Friday, 6 March 2009
WATCHMEN
A few years ago there was talk of a movie where Clint Eastwood would play an ageing
Batman looking back over his career with bitterness and arthritis. That kind of slant on the superhero genre is what you get in Watchmen, adapted from the hugely acclaimed graphic novel. With extreme violence, nudity and sexuality, this ain’t no Batman and Robin. Set in an alternate New York in 1985, this is a world where costumed heroes hit women in the face and are mostly retired; in an America riven by violence, on the edge of Nuclear war, and led by a President Nixon—who’s given himself a third term in office. Multi-layered and complex enough to be a mini-series, the story kicks off when a character called The Comedian (Jeffrey Dean Morgan) falls to his death from his apartment block. Suspecting murder, an ex colleague, Rorschach investigates his theory that former members of the Watchmen group – vigilantes in costumes – are being bumped off one by one. Rorschach (Jackie Earle Hayley) is himself a figure so psychologically scarred that he feels no separation between his true self and his alter ego: in full gumshoe attire, with a fedora hat and a cloth mask stained by moving inkblots.
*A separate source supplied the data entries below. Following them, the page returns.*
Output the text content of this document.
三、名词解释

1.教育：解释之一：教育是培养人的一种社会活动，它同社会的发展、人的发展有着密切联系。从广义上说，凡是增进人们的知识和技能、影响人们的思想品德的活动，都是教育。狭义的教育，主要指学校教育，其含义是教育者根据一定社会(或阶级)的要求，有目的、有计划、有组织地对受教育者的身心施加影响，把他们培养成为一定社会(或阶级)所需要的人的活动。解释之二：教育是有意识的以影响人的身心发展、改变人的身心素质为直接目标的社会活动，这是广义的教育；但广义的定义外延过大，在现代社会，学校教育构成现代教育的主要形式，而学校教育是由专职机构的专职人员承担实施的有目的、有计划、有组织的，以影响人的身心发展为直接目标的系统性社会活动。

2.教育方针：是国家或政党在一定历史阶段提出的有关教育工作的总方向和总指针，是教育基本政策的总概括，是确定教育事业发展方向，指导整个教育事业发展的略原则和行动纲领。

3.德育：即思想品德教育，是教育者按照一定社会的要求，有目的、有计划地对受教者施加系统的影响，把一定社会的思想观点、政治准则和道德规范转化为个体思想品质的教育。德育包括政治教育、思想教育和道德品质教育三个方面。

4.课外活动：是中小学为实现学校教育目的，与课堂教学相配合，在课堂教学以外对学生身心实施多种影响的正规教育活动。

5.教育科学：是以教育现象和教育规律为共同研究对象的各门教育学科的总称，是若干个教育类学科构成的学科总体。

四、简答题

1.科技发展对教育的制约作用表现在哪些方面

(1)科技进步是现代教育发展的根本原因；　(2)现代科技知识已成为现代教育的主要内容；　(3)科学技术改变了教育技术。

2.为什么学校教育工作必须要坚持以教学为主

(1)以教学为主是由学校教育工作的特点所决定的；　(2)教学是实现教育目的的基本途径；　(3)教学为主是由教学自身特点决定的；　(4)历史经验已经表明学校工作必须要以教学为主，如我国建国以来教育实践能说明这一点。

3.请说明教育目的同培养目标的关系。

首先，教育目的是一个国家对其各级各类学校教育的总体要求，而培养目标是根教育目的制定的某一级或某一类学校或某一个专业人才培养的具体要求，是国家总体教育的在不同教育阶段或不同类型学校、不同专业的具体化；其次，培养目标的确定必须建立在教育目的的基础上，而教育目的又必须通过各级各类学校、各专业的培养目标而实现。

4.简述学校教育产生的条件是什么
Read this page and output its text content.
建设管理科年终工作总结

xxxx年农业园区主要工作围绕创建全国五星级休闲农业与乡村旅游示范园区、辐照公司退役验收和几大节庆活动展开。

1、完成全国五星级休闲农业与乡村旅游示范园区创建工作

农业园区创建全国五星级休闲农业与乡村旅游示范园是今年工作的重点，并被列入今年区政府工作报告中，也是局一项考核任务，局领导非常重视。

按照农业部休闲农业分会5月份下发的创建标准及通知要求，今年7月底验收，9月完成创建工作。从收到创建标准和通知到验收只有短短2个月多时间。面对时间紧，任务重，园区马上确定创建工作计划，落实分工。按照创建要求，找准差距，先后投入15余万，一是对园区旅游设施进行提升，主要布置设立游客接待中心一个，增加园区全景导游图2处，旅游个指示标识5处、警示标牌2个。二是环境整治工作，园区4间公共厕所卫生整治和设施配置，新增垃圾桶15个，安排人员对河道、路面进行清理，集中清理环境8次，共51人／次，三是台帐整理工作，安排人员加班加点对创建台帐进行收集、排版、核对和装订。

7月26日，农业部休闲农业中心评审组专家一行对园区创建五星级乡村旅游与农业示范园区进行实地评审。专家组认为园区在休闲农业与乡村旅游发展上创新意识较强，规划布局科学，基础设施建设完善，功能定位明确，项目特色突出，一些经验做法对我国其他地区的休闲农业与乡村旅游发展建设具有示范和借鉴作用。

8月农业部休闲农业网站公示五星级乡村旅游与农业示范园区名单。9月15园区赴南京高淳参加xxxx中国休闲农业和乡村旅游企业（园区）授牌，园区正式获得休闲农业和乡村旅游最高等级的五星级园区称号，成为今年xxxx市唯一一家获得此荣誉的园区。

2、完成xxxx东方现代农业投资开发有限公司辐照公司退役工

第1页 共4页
He is also an horrifically violent psychopath: and in a sense he’s the hero! What of the supernatural you ask? One character, Dr Manhattan (Billy Crudup) would feature in more conventional comic book stories. He is a former scientist who after being de-materialised in one of those gamma ray/thingamabob accidents, reappears as a giant, naked and blue atomic man. He is able to teleport himself and others, and whilst he understands the true nature of particles, he does not relate to his girlfriend Laurie (Malin Ackerman) who also goes on the vigilante trail as Silk Spectre. Like this review, Watchmen tries to cram too much into its allotted space (163 minutes). By sticking faithfully to its source, it changes the rules of the game for comic-book movies by injecting morality, sex and relations, politics, satire and giving us strong female characters who are not just there to snap on latex. If there is a downside, the movie lacks a classic hero to follow and there are simply too many ideas floating about. This 18 certificate release is enigmatic, provocative, beautiful to look at and very nearly (but not quite) the L.A. Confidential of the superhero flick.